11 de novembro de 2014

O regresso

Luís Farinha


     Não vinha aqui há mais de um ano. É tempo, pois, de pedir desculpa aos que por acaso ou costume têm vindo aqui dar uma olhadela às prosas que me atrevo a alinhavar e viram frustrado o seu intento. Esta ausência deve-se a um período sabático que me impus até deixar passar a crescente onda de desânimo que me toldou a inspiração durante largo tempo. Na idade que já tenho e depois de uma vida vivida à exaustão, repleta de episódios e situações cujas memórias nem sempre são bem vindas, senti-me soçobrar ao peso dos acontecimentos que nos últimos tempos vêm infernizando o dia-a-dia dos portugueses. Daí a minha ausência deste espaço que outra coisa não intenta senão ajudar a despertar a vontade de pensar dos que não têm tempo nem pachorra para se porem a decifrar os porquês do que se lhes vai passando à volta.

     Vim ao mundo no último ano da década de 20 do século passado. Imaginem, portanto, quantos testemunhos fui acumulando em tão longo percurso, umas vezes como simples observador outras como interveniente mais ou menos directo. Quantos exemplos, bons, sublimes, maus e não raramente repulsivos fui acumulando no meu repositório de memórias. É por isso que não me custa admitir que sou, hoje, o idoso que a vida fez de mim: um velho inconformado, céptico, dado à cisma e à desesperança de que melhores dias virão para os que chegarem depois.
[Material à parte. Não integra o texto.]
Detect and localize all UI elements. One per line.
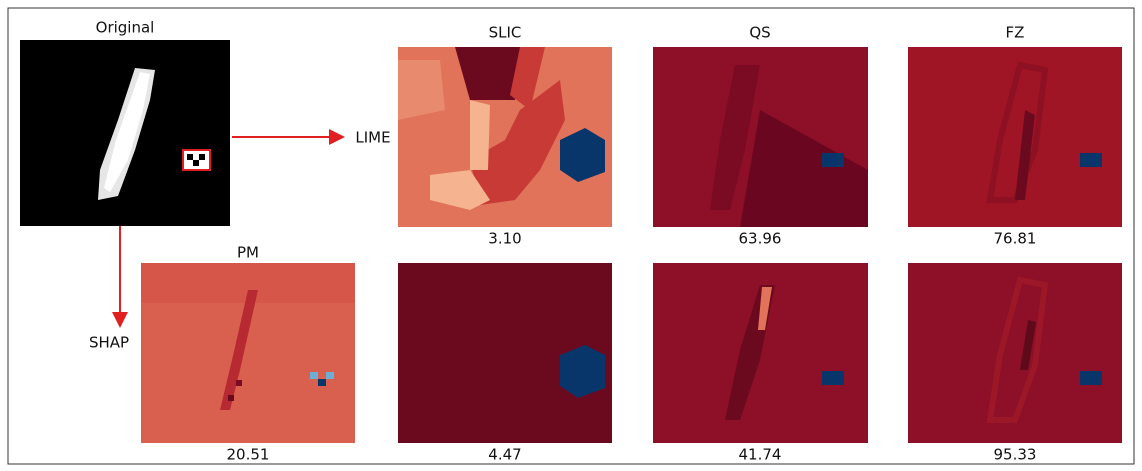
fz-header: FZ xyxy=(1006,24,1025,42)
original-image xyxy=(20,40,230,226)
qs-header: QS xyxy=(749,24,770,42)
shap-label: SHAP xyxy=(89,334,129,352)
score: 76.81 xyxy=(994,230,1037,248)
score: 20.51 xyxy=(227,446,270,464)
score: 4.47 xyxy=(488,446,521,464)
score: 41.74 xyxy=(739,446,782,464)
lime-qs-image xyxy=(653,47,868,227)
shap-fz-image xyxy=(908,263,1122,443)
original-label: Original xyxy=(96,19,155,37)
slic-header: SLIC xyxy=(489,24,522,42)
shap-pm-image xyxy=(141,263,355,443)
lime-slic-image xyxy=(398,47,612,227)
figure: Original LIME SHAP SLIC QS FZ PM xyxy=(0,0,1142,471)
pm-header: PM xyxy=(237,244,259,262)
score: 3.10 xyxy=(488,230,521,248)
lime-label: LIME xyxy=(355,129,390,147)
shap-qs-image xyxy=(653,263,868,443)
score: 95.33 xyxy=(994,446,1037,464)
lime-fz-image xyxy=(908,47,1122,227)
score: 63.96 xyxy=(739,230,782,248)
shap-slic-image xyxy=(398,263,612,443)
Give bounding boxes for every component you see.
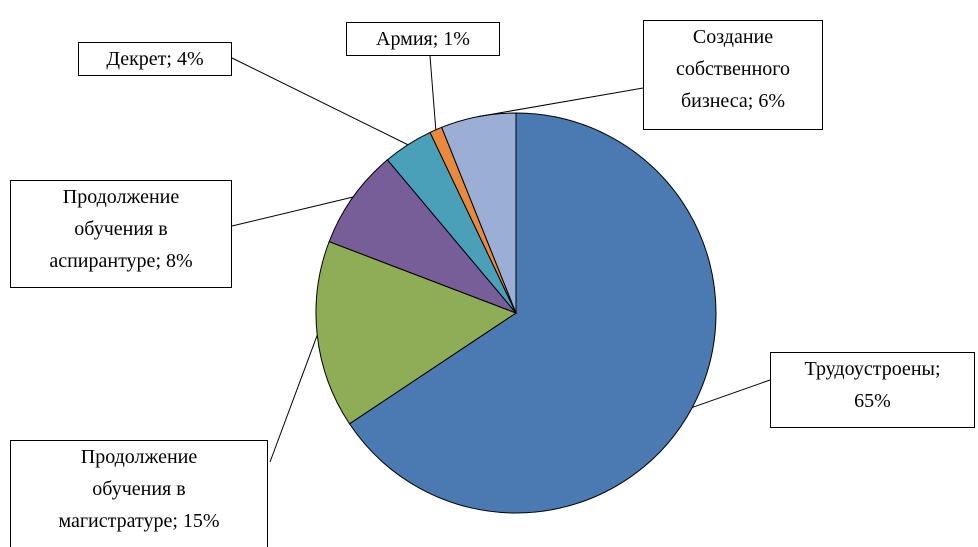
data-label: Продолжение обучения в аспирантуре; 8% xyxy=(10,180,232,288)
data-label: Создание собственного бизнеса; 6% xyxy=(643,20,823,130)
data-label: Продолжение обучения в магистратуре; 15% xyxy=(10,440,268,547)
leader-line xyxy=(429,55,437,130)
data-label: Армия; 1% xyxy=(346,22,500,56)
data-label: Трудоустроены; 65% xyxy=(770,352,975,428)
leader-line xyxy=(269,334,318,463)
data-label: Декрет; 4% xyxy=(78,42,232,76)
pie-slice xyxy=(348,112,717,514)
leader-line xyxy=(231,196,354,227)
pie-slice xyxy=(315,240,518,425)
leader-line xyxy=(231,57,409,146)
pie-slice xyxy=(328,159,518,315)
leader-line xyxy=(478,87,644,118)
leader-line xyxy=(692,379,771,408)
Daí, o tom amargo que, por vezes, não consigo evitar nos textos que aqui deixo.

     Ao ouvir alguém afirmar que estamos em tempo de mudança, querendo significar que após o cumprimento da tarefa de devastação em curso virão dias melhores, penso que toda a razão me assiste quando, falando com os meus botões, raciocino que em mais de oitenta anos de vida todas as mudanças a que assisti redundaram no agravamento das parcas condições que parecem intrínsecas da raça lusitana. Como uma maldição, depois de cada curva da longa estrada que nos foi dado percorrer há sempre mais um buraco onde acabamos por nos atascar; é o que acontece agora, mais uma vez. Sustentam alguns que nada nos vem por acaso, que numa espécie de destino marcado não nos podemos furtar àquilo que está prescrito no nosso código genético. Seja ou não assim, de alguma forma terá de ser explicada a razão por que, desde tempos imemoriais, este rincão localizado na ponta da Europa não consegue sair da tosca situação de penúria em que quase sempre tem vivido atolado. Em tempos recentes atribuíamos ao penoso regime político que nos submeteu a quase meio século de vergonhosa subserviência a causa da nossa penúria; quarenta e tal anos depois, numa manhã de Abril, um punhado de militares sem medo ofereceu-nos a oportunidade de mudar radicalmente tal estado de coisas erradicando a nefanda ditadura que nos mantinha açaimados. Após muitos anos passados desde então constata-se afinal que os ricos não param de enriquecer ainda mais enquanto os pobres continuam a ser esbulhados do essencial. Falta de talento dos que se voluntariaram para proceder à mudança?, talvez. Aproveitamento da oportunidade para uns quantos satisfazerem a sua ânsia de afirmação social e material?, não sei. Penso que as duas coisas têm um elo comum: a cega determinação de uma geração que acredita num mundo constituído por duas classes: uns milhões que trabalham para produzir riqueza e uns milhares que a chamam a si. Só isso pode explicar as injustiças sociais que, em permanente crescença,  marcam o quotidiano desta sociedade em convulsão.   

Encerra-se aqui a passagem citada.